This portrait is one of three associated works depicting émigrée Sonia Husid (1906–1985), known by her nom de plume N. M. Seedo. Possibly a distant relative of Kossoff’s, she was an important model for the artist in this period. Seedo refers to their friendship in her semi-autobiographical account, 'In the Beginning was Fear' (1964), which also movingly describes her experiences of pogroms, fear and loss in Romania. In this empathic portrait Kossoff clearly conveys her strength through suffering.
Seedo was also known in her own right in Britain as a Yiddishist. Born in Bessarabia and educated in Vienna, she was a member of the socialist Zionist youth group Hashomer Hatzair and the (then illegal) Romanian Communist Party before she settled in England in 1930. Seedo married fellow immigrant and Yiddish writer Y. I. Lisky (originally Yehuda Itamar Fuchs, official name Summer Fuchs) in London in 1935; they subsequently divorced and remarried in 1970.
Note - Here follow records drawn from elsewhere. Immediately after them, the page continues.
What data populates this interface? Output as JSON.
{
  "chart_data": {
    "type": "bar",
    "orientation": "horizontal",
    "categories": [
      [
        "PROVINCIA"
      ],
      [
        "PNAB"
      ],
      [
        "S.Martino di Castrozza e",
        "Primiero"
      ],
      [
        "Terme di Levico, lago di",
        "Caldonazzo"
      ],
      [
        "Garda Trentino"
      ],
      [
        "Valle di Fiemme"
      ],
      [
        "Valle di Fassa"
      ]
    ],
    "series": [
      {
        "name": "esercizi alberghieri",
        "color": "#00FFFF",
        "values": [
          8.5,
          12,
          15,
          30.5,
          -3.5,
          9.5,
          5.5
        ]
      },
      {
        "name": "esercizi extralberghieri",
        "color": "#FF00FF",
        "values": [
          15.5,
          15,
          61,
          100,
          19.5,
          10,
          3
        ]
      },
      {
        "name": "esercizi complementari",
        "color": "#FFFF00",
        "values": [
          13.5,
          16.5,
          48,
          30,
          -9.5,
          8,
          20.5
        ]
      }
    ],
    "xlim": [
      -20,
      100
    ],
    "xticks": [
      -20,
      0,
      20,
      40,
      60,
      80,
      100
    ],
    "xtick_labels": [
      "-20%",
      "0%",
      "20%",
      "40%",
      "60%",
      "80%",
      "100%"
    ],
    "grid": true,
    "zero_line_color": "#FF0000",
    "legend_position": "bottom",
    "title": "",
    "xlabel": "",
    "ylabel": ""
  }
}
'Portrait of N. M. Seedo' bears a striking resemblance to 'Seated Woman', a 1957 oil painting, and a charcoal and conté drawing of the same title exhibited in Kossoff’s second and third London Group exhibitions. Heavily delineated with fluent thick black marks and depicted in three-quarters profile, N. M. Seedo sits with her hands together, and eyes downcast. The tubular arm-rest that portions off the bottom left corner is a compositional device that recurs in later works.